Poco::Net::StreamSocket &socket; //passed as an argument
Poco::Net::SocketOutputStream os(socket);
while (!sendQueue.empty()) {
    BasePacketPtr v;
    v = sendQueue.front();
    { //block to make sure that cereal flushes everything
     cereal::BinaryOutputArchive oa(os);
     oa << v;
    }
    sendQueue.pop();
}
os.flush();

And this is how I receive data:

Poco::Net::StreamSocket &socket; //passed as an argument
Poco::Net::SocketInputStream is(socket);
cereal::BinaryInputArchive ia(is);
BasePacketPtr v;
while(socket.available()) {
    ia >> v;
    //do sth with v...
}

The problem is that when data is send very quickly, many packets can be waiting in the socket buffer and cereal reads all the bytes, but only deserializes first packet and the rest is lost.

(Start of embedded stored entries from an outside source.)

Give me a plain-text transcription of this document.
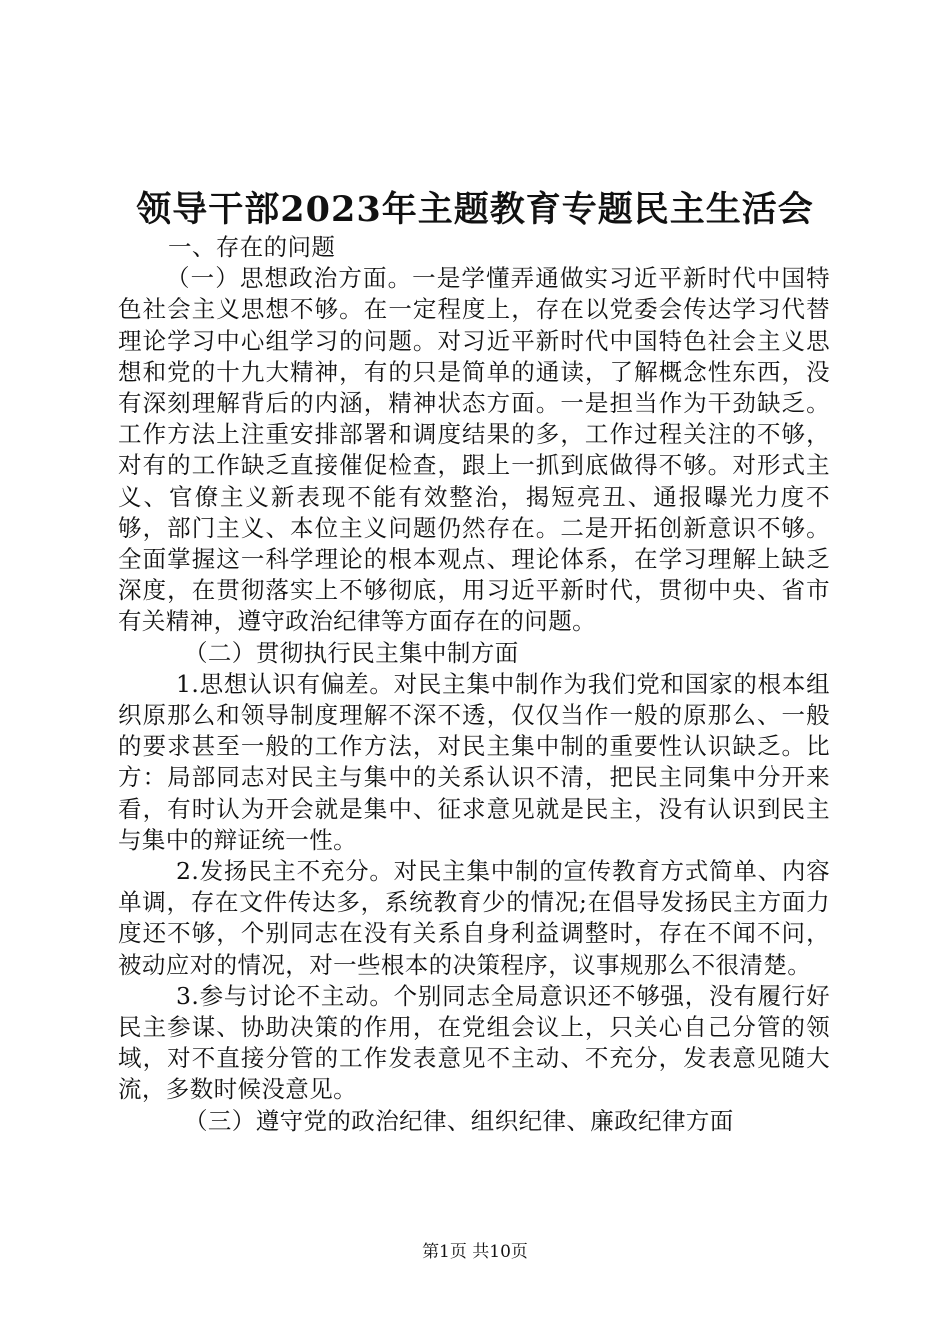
领导干部2023年主题教育专题民主生活会

一、存在的问题

（一）思想政治方面。一是学懂弄通做实习近平新时代中国特色社会主义思想不够。在一定程度上，存在以党委会传达学习代替理论学习中心组学习的问题。对习近平新时代中国特色社会主义思想和党的十九大精神，有的只是简单的通读，了解概念性东西，没有深刻理解背后的内涵，精神状态方面。一是担当作为干劲缺乏。工作方法上注重安排部署和调度结果的多，工作过程关注的不够，对有的工作缺乏直接催促检查，跟上一抓到底做得不够。对形式主义、官僚主义新表现不能有效整治，揭短亮丑、通报曝光力度不够，部门主义、本位主义问题仍然存在。二是开拓创新意识不够。全面掌握这一科学理论的根本观点、理论体系，在学习理解上缺乏深度，在贯彻落实上不够彻底，用习近平新时代，贯彻中央、省市有关精神，遵守政治纪律等方面存在的问题。

（二）贯彻执行民主集中制方面

1.思想认识有偏差。对民主集中制作为我们党和国家的根本组织原那么和领导制度理解不深不透，仅仅当作一般的原那么、一般的要求甚至一般的工作方法，对民主集中制的重要性认识缺乏。比方：局部同志对民主与集中的关系认识不清，把民主同集中分开来看，有时认为开会就是集中、征求意见就是民主，没有认识到民主与集中的辩证统一性。

2.发扬民主不充分。对民主集中制的宣传教育方式简单、内容单调，存在文件传达多，系统教育少的情况;在倡导发扬民主方面力度还不够，个别同志在没有关系自身利益调整时，存在不闻不问，被动应对的情况，对一些根本的决策程序，议事规那么不很清楚。

3.参与讨论不主动。个别同志全局意识还不够强，没有履行好民主参谋、协助决策的作用，在党组会议上，只关心自己分管的领域，对不直接分管的工作发表意见不主动、不充分，发表意见随大流，多数时候没意见。

（三）遵守党的政治纪律、组织纪律、廉政纪律方面

第1页 共10页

Is there a way to make cereal read only one packet at the time or deserialize more than one packet ? Or should I make some kind of buffer that goes between Poco's socketstream and cereal's archive that send data size so it can read one packet at the time before passing it to cereal?


Solution

  • In case anyone happens to have the same problem, here is the cause of the issue:

    while(socket.available())
    

    This only iterates once, even if there are more than one packet in the buffer (cereal archive takes all the data from socket, so it doesn't have any data available and thus it returns 0).

    When new packets appear, the buffer is reset and the data is lost.

    The solution is to keep reading from cereal achieve until there is no more data. If this is running in a separate thread, even while(isRunning()) { ia >> v; /.../ } is enough.